If you can’t deliver, you refund everyone’s money. That’s the backup plan, and it should be stated in your offer. “Full refund if we don’t deliver by [date]” reduces buyer risk and increases your accountability.

But more importantly: if you’ve defined your offer carefully (a specific outcome, not a sprawling product), you can almost certainly deliver. The first version might be manual, basic, or rough around the edges. That’s fine. Delivering manually is a feature, not a bug, at this stage.

”What if only a few people buy?”

A few sales are still sales. Even three pre-orders tell you something: the problem is real for these people, the price is in range, and the positioning works at least partially. Three pre-orders might not justify building a platform, but they might justify delivering the value manually and using those customers’ feedback to refine for a bigger launch.

”What if nobody buys?”

Then you’ve just saved yourself months of building something nobody wanted. That’s the entire point. A failed pre-sale that costs you a weekend is infinitely better than a failed product launch that costs you six months and your savings.

Pre-Sale Best Practices

Be specific about delivery dates. “Coming soon” creates anxiety. “Delivery by August 15” creates trust.

Offer a founding-member incentive. A lower price for early buyers rewards their risk and creates urgency. “Pre-order price: EUR 79 (launch price will be EUR 129)” is a standard and effective approach.

Limit the initial offering. “First 20 spots” or “founding member cohort” creates scarcity and makes the pre-sale feel exclusive rather than desperate.

Communicate progress.

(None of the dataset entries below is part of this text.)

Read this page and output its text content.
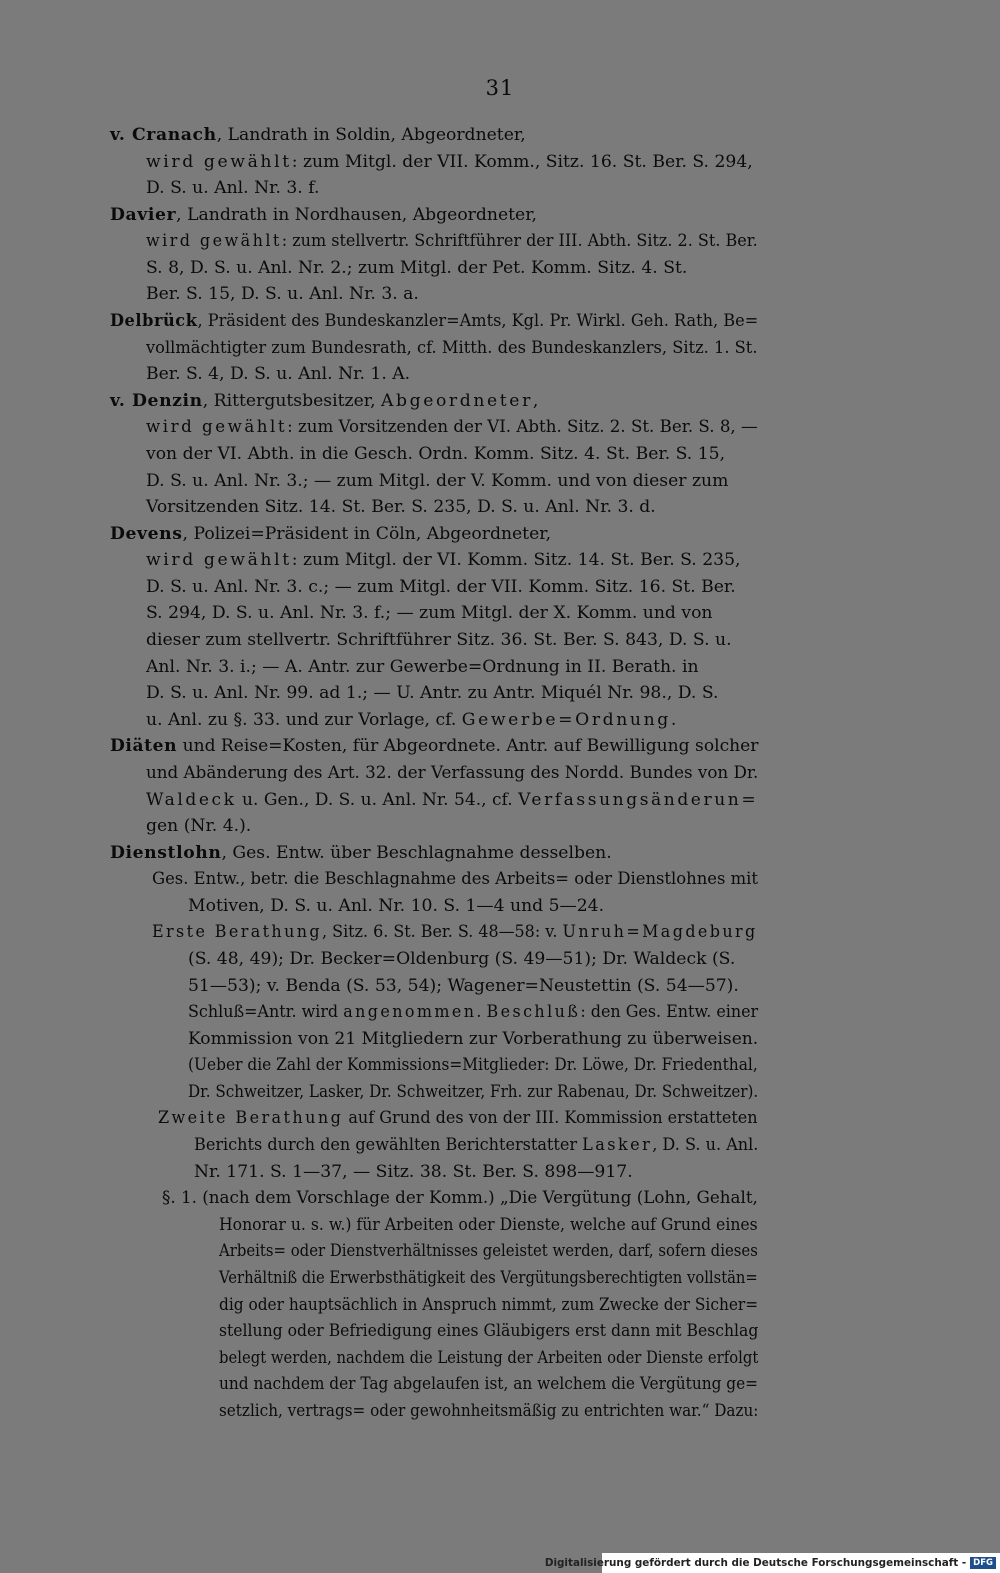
31
v. Cranach, Landrath in Soldin, Abgeordneter,
wird gewählt: zum Mitgl. der VII. Komm., Sitz. 16. St. Ber. S. 294,
D. S. u. Anl. Nr. 3. f.
Davier, Landrath in Nordhausen, Abgeordneter,
wird gewählt: zum stellvertr. Schriftführer der III. Abth. Sitz. 2. St. Ber.
S. 8, D. S. u. Anl. Nr. 2.; zum Mitgl. der Pet. Komm. Sitz. 4. St.
Ber. S. 15, D. S. u. Anl. Nr. 3. a.
Delbrück, Präsident des Bundeskanzler=Amts, Kgl. Pr. Wirkl. Geh. Rath, Be=
vollmächtigter zum Bundesrath, cf. Mitth. des Bundeskanzlers, Sitz. 1. St.
Ber. S. 4, D. S. u. Anl. Nr. 1. A.
v. Denzin, Rittergutsbesitzer, Abgeordneter,
wird gewählt: zum Vorsitzenden der VI. Abth. Sitz. 2. St. Ber. S. 8, —
von der VI. Abth. in die Gesch. Ordn. Komm. Sitz. 4. St. Ber. S. 15,
D. S. u. Anl. Nr. 3.; — zum Mitgl. der V. Komm. und von dieser zum
Vorsitzenden Sitz. 14. St. Ber. S. 235, D. S. u. Anl. Nr. 3. d.
Devens, Polizei=Präsident in Cöln, Abgeordneter,
wird gewählt: zum Mitgl. der VI. Komm. Sitz. 14. St. Ber. S. 235,
D. S. u. Anl. Nr. 3. c.; — zum Mitgl. der VII. Komm. Sitz. 16. St. Ber.
S. 294, D. S. u. Anl. Nr. 3. f.; — zum Mitgl. der X. Komm. und von
dieser zum stellvertr. Schriftführer Sitz. 36. St. Ber. S. 843, D. S. u.
Anl. Nr. 3. i.; — A. Antr. zur Gewerbe=Ordnung in II. Berath. in
D. S. u. Anl. Nr. 99. ad 1.; — U. Antr. zu Antr. Miquél Nr. 98., D. S.
u. Anl. zu §. 33. und zur Vorlage, cf. Gewerbe=Ordnung.
Diäten und Reise=Kosten, für Abgeordnete. Antr. auf Bewilligung solcher
und Abänderung des Art. 32. der Verfassung des Nordd. Bundes von Dr.
Waldeck u. Gen., D. S. u. Anl. Nr. 54., cf. Verfassungsänderun=
gen (Nr. 4.).
Dienstlohn, Ges. Entw. über Beschlagnahme desselben.
Ges. Entw., betr. die Beschlagnahme des Arbeits= oder Dienstlohnes mit
Motiven, D. S. u. Anl. Nr. 10. S. 1—4 und 5—24.
Erste Berathung, Sitz. 6. St. Ber. S. 48—58: v. Unruh=Magdeburg
(S. 48, 49); Dr. Becker=Oldenburg (S. 49—51); Dr. Waldeck (S.
51—53); v. Benda (S. 53, 54); Wagener=Neustettin (S. 54—57).
Schluß=Antr. wird angenommen. Beschluß: den Ges. Entw. einer
Kommission von 21 Mitgliedern zur Vorberathung zu überweisen.
(Ueber die Zahl der Kommissions=Mitglieder: Dr. Löwe, Dr. Friedenthal,
Dr. Schweitzer, Lasker, Dr. Schweitzer, Frh. zur Rabenau, Dr. Schweitzer).
Zweite Berathung auf Grund des von der III. Kommission erstatteten
Berichts durch den gewählten Berichterstatter Lasker, D. S. u. Anl.
Nr. 171. S. 1—37, — Sitz. 38. St. Ber. S. 898—917.
§. 1. (nach dem Vorschlage der Komm.) „Die Vergütung (Lohn, Gehalt,
Honorar u. s. w.) für Arbeiten oder Dienste, welche auf Grund eines
Arbeits= oder Dienstverhältnisses geleistet werden, darf, sofern dieses
Verhältniß die Erwerbsthätigkeit des Vergütungsberechtigten vollstän=
dig oder hauptsächlich in Anspruch nimmt, zum Zwecke der Sicher=
stellung oder Befriedigung eines Gläubigers erst dann mit Beschlag
belegt werden, nachdem die Leistung der Arbeiten oder Dienste erfolgt
und nachdem der Tag abgelaufen ist, an welchem die Vergütung ge=
setzlich, vertrags= oder gewohnheitsmäßig zu entrichten war.“ Dazu:
Digitalisierung gefördert durch die Deutsche Forschungsgemeinschaft - DFG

Between the pre-sale and delivery, update your buyers regularly. What you’re building, what’s coming next, when they’ll receive it. Silence creates doubt. Updates create loyalty.

Ask pre-sale customers for input. They’ve already voted with their wallets. Now ask them what matters most. Their input makes the final product better and makes them feel invested in the outcome. These are your first 10 customers — treat them as partners, not transactions.

Takeaways

  • Sell before you build. Money is the strongest validation signal. Everything else is speculation.
  • Define success criteria before the pre-sale starts. Without pre-set thresholds, you’ll rationalize any result as positive.
  • Use direct outreach first. People you’ve already spoken with about the problem convert at the highest rate.
  • Refund gracefully if you fail. A failed pre-sale that costs a weekend beats a failed product that costs six months. Return the money and take the learning.
  • Communicate with your pre-sale customers. They took a risk on you. Keep them informed and involved. They’re not just validators — they’re your founding community.